[FRA:] "A word for morality" no. 60 Minima Moralia
David Westling
dwestling at sbcglobal.net
Fri Oct 8 06:49:19 BST 2021
Amoralism, with which Nietzsche chastised the old untruth, is itself now subject to the verdict of history. With the decay of religion and its palpable philosophical secularizations, restrictive prohibitions lost their inherent authority, their substantiality. At first, however, material production was still so undeveloped that it could be proclaimed with some reason that there was not enough to go round. Anyone who did not criticize political economy as such, had to cling to the iimiting principle which was then articulated as unrationalized appropriation at the expense of the weak. The objective preconditions of this have changed. It is not only the social non-conformist or even the narrow-minded bourgeois who must see restriction as superfluous in face of the immediate possibility of superfluity. The implied meaning of the master-morality, that he who wants to live must fend for himself, has in the meantime become a still more miserable lie than it was when a nineteenth-century piece of pulpit-wisdom. If in Germany the common citizen has proved himself a blond beast, this has nothing to do with national peculiarities, but with the fact that blond bestiality itself, social rapine, has become in the face of manifest abundance the attitude of the backwoodsman, the deluded philistine, that same ‘hard-done-by’ mentality which the master-morality was invented to combat.
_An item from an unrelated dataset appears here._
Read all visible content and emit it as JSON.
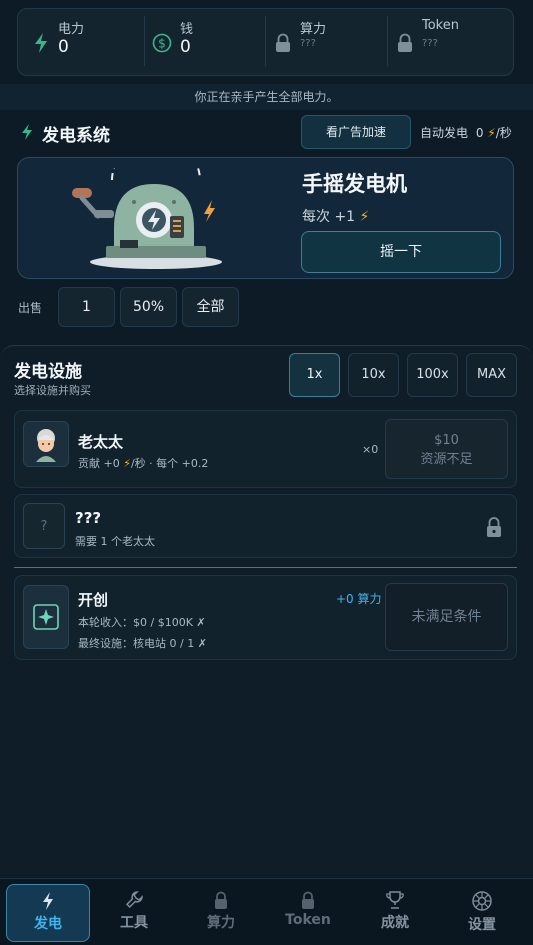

If Cesare Borgia were resurrected today, he would look like David Friedrich Strauss and his name would be Adolf Hitler. The cause of amorality has been espoused by the same Darwinists whom Nietzsche despised, and who proclaim as their maxim the barbaric struggle for existence with such vehemence, just because it is no longer needed. True distinction has long ceased to consist in taking the best for oneself, and has become instead a satiety with taking, that practices in reality the virtue of giving, which in Nietzsche occurs only in the mind. Ascetic ideals constitute today a more solid bulwark against the madness of the profit-economy then did the hedonistic life sixty years ago against liberal repression. The amoralist may now at last permit himself to be a kind, gentle, unegoistic and open-hearted as Nietzsche already was then. As a guarantee of his undiminished resistance, he is still as alone in this as in the days when he turned the mask of evil upon the normal world, to teach the norm to fear its own perversity.